The polynomials You have described are known as falling polynomials and are defined as...

$\displaystyle (x)_{n} = x\ (x-1)\ ...\ (x-n+1)\ (1)$

The recursive relation is easily derivable...

$\displaystyle (x)_{n+1} = x\ (x)_{n} - n\ (x)_{n}\ (2)$

... and if You set...

$\displaystyle (x)_{n}= \sum_{k=0}^{n} c_{n,k}\ x^{k}\ (3)$

... the recursive relation (2) becomes the following relation...

$\displaystyle c_{n+1,k} = c_{n,k-1} - n\ c_{n,k},\ k=0,1,...,n+1\ (4)$

Starting from $c_{0,0}=1$ You can proceed indefinitely...

Kind regards

$\chi$ $\sigma$

 

[kpkkpk]

Hello.(Smile)

I believe, that with my modest study, yes can calculate with facility the coefficients.

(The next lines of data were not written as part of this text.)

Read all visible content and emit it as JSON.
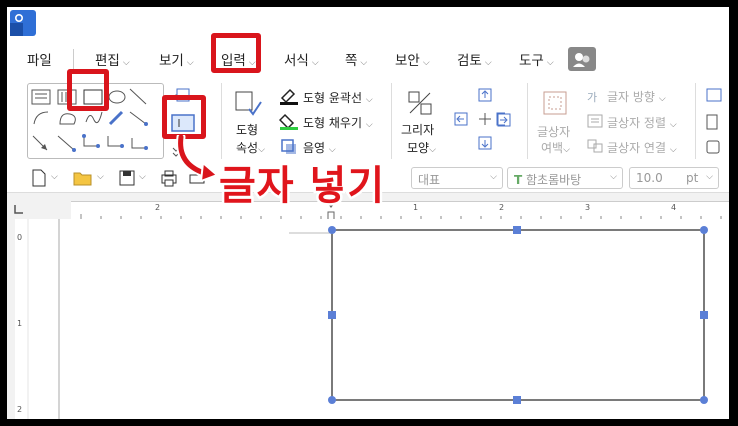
{
  "menu": {
    "items": [
      {
        "label": "파일",
        "chevron": false
      },
      {
        "label": "편집",
        "chevron": true
      },
      {
        "label": "보기",
        "chevron": true
      },
      {
        "label": "입력",
        "chevron": true
      },
      {
        "label": "서식",
        "chevron": true
      },
      {
        "label": "쪽",
        "chevron": true
      },
      {
        "label": "보안",
        "chevron": true
      },
      {
        "label": "검토",
        "chevron": true
      },
      {
        "label": "도구",
        "chevron": true
      }
    ]
  },
  "ribbon": {
    "shape_props_line1": "도형",
    "shape_props_line2": "속성",
    "shape_outline": "도형 윤곽선",
    "shape_fill": "도형 채우기",
    "shadow": "음영",
    "picture_shape_line1": "그리자",
    "picture_shape_line2": "모양",
    "text_margin_line1": "글상자",
    "text_margin_line2": "여백",
    "text_direction": "글자 방향",
    "text_align": "글상자 정렬",
    "text_link": "글상자 연결",
    "colors": {
      "outline_swatch": "#111111",
      "fill_swatch": "#2ecc40",
      "accent": "#4a72c9"
    }
  },
  "toolbar": {
    "style_combo": "대표",
    "font_combo": "함초롬바탕",
    "size_combo": "10.0",
    "size_unit": "pt"
  },
  "ruler": {
    "h_labels": [
      "2",
      "1",
      "2",
      "3",
      "4"
    ],
    "v_labels": [
      "0",
      "1",
      "2"
    ]
  },
  "annotation": {
    "text": "글자 넣기",
    "color": "#e0151c"
  }
}
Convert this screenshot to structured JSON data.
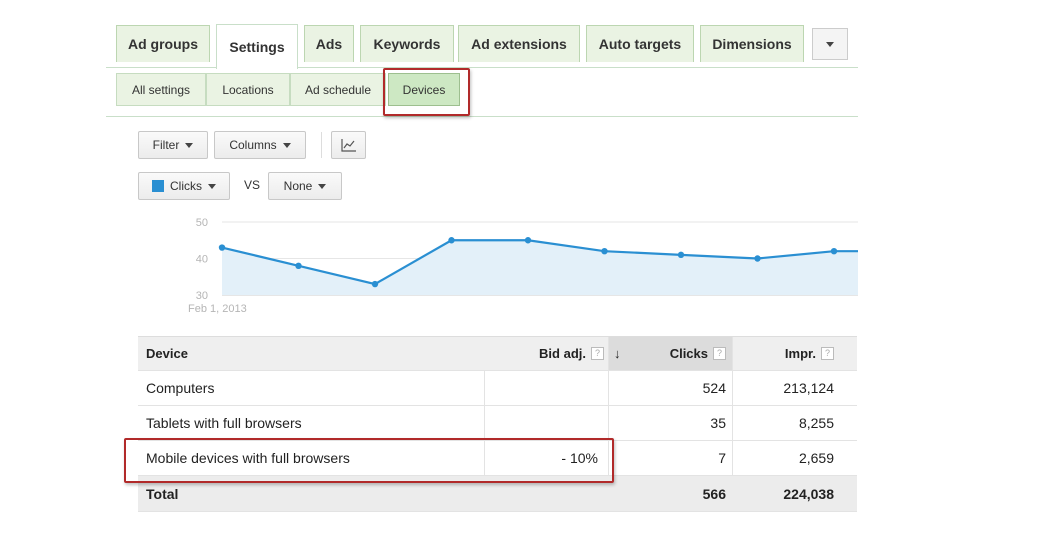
{
  "top_tabs": [
    {
      "label": "Ad groups"
    },
    {
      "label": "Settings"
    },
    {
      "label": "Ads"
    },
    {
      "label": "Keywords"
    },
    {
      "label": "Ad extensions"
    },
    {
      "label": "Auto targets"
    },
    {
      "label": "Dimensions"
    }
  ],
  "sub_tabs": [
    {
      "label": "All settings"
    },
    {
      "label": "Locations"
    },
    {
      "label": "Ad schedule"
    },
    {
      "label": "Devices"
    }
  ],
  "toolbar": {
    "filter_label": "Filter",
    "columns_label": "Columns",
    "metric1_label": "Clicks",
    "vs_label": "VS",
    "metric2_label": "None"
  },
  "colors": {
    "accent": "#2a8fd2",
    "highlight": "#b12a2a",
    "tab_green": "#eaf3e3"
  },
  "chart_data": {
    "type": "area",
    "y_ticks": [
      "50",
      "40",
      "30"
    ],
    "x_start_label": "Feb 1, 2013",
    "ylim": [
      30,
      50
    ],
    "values": [
      43,
      38,
      33,
      45,
      45,
      42,
      41,
      40,
      42,
      42
    ],
    "series": [
      {
        "name": "Clicks"
      }
    ]
  },
  "table": {
    "headers": {
      "device": "Device",
      "bid_adj": "Bid adj.",
      "clicks": "Clicks",
      "impr": "Impr.",
      "help": "?"
    },
    "rows": [
      {
        "device": "Computers",
        "bid_adj": "",
        "clicks": "524",
        "impr": "213,124"
      },
      {
        "device": "Tablets with full browsers",
        "bid_adj": "",
        "clicks": "35",
        "impr": "8,255"
      },
      {
        "device": "Mobile devices with full browsers",
        "bid_adj": "- 10%",
        "clicks": "7",
        "impr": "2,659"
      }
    ],
    "total": {
      "device": "Total",
      "clicks": "566",
      "impr": "224,038"
    }
  }
}
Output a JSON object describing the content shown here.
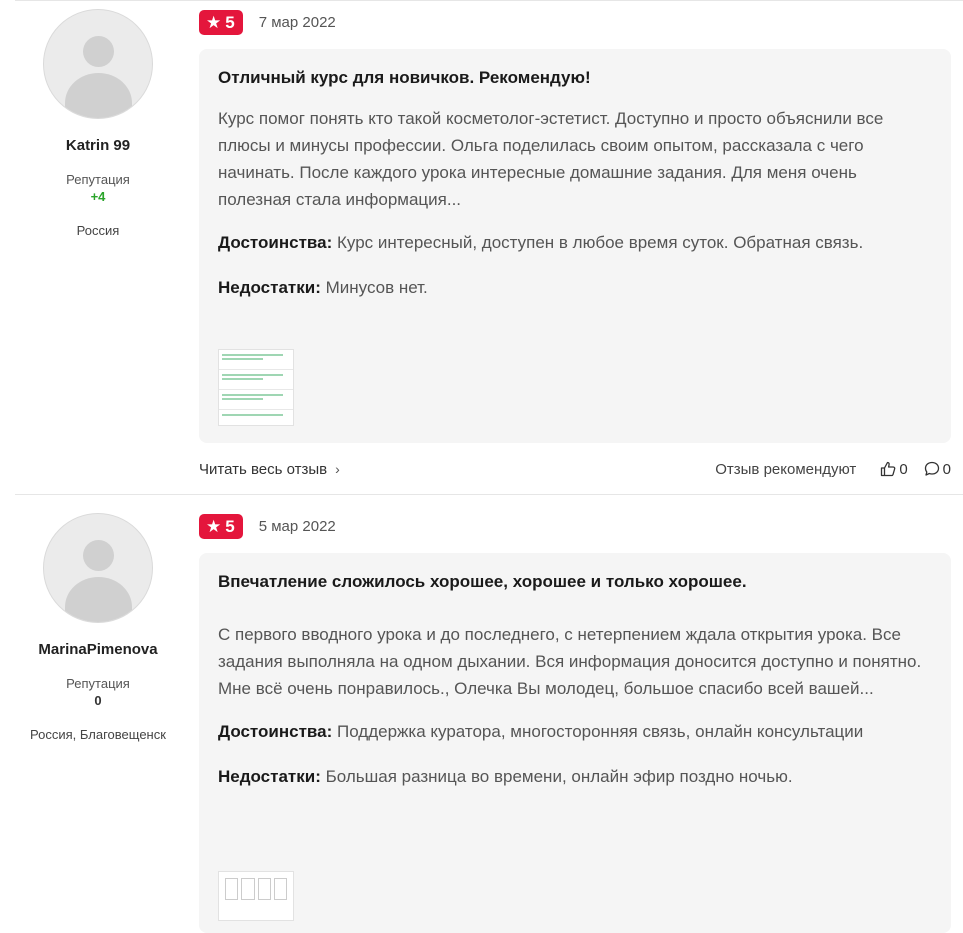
{
  "reviews": [
    {
      "author": {
        "name": "Katrin 99",
        "rep_label": "Репутация",
        "rep_value": "+4",
        "location": "Россия"
      },
      "rating": "5",
      "date": "7 мар 2022",
      "title": "Отличный курс для новичков. Рекомендую!",
      "text": "Курс помог понять кто такой косметолог-эстетист. Доступно и просто объяснили все плюсы и минусы профессии. Ольга поделилась своим опытом, рассказала с чего начинать. После каждого урока интересные домашние задания. Для меня очень полезная стала информация...",
      "pros_label": "Достоинства:",
      "pros": "Курс интересный, доступен в любое время суток. Обратная связь.",
      "cons_label": "Недостатки:",
      "cons": "Минусов нет.",
      "read_more": "Читать весь отзыв",
      "recommend_label": "Отзыв рекомендуют",
      "likes": "0",
      "comments": "0"
    },
    {
      "author": {
        "name": "MarinaPimenova",
        "rep_label": "Репутация",
        "rep_value": "0",
        "location": "Россия, Благовещенск"
      },
      "rating": "5",
      "date": "5 мар 2022",
      "title": "Впечатление сложилось хорошее, хорошее и только хорошее.",
      "text": "С первого вводного урока и до последнего, с нетерпением ждала открытия урока. Все задания выполняла на одном дыхании. Вся информация доносится доступно и понятно. Мне всё очень понравилось., Олечка Вы молодец, большое спасибо всей вашей...",
      "pros_label": "Достоинства:",
      "pros": "Поддержка куратора, многосторонняя связь, онлайн консультации",
      "cons_label": "Недостатки:",
      "cons": "Большая разница во времени, онлайн эфир поздно ночью."
    }
  ],
  "colors": {
    "rating_bg": "#e4163c",
    "rep_positive": "#2aa42a",
    "card_bg": "#f5f5f5"
  },
  "icons": [
    "star-icon",
    "chevron-right-icon",
    "thumbs-up-icon",
    "comment-icon",
    "avatar-placeholder-icon"
  ]
}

I have showed, the formulae of recurrencias for the calculation of the coefficients. I attach a file with a triangle of the above-mentioned coefficients.

Regards.

Yes, indeed!
It took me some time before I understood what you meant, but now things are much clearer.
If I understood correctly, from your triangle I pick two consecutive integers (their absolute values) from the same horizontal line, then I multiply the leftmost of them with vertical row number...and then I sum them up. Every other of these numbers will be attached with + and every other with - sign.
What I then have, will be added below and between those integers I started from...in the same manner as we primitively construct Pascal´s triangle?

Thanks a lot for spending so much time for my problem!

 

[mente oscura]

Yes, indeed!
It took me some time before I understood what you meant, but now things are much clearer.
If I understood correctly, from your triangle I pick two consecutive integers (their absolute values) from the same horizontal line, then I multiply the leftmost of them with vertical row number...and then I sum them up. Every other of these numbers will be attached with + and every other with - sign.
What I then have, will be added below and between those integers I started from...in the same manner as we primitively construct Pascal´s triangle?

Thanks a lot for spending so much time for my problem!

Hello.

Excuse me you, but my use of the language Englishman is pathetic. You have understood my exposition, or have some doubt on him.

If you have some "problem" on the procedure, do not doubt in reguntarmelo, with very much pleasure, I will clarify it.

Regards.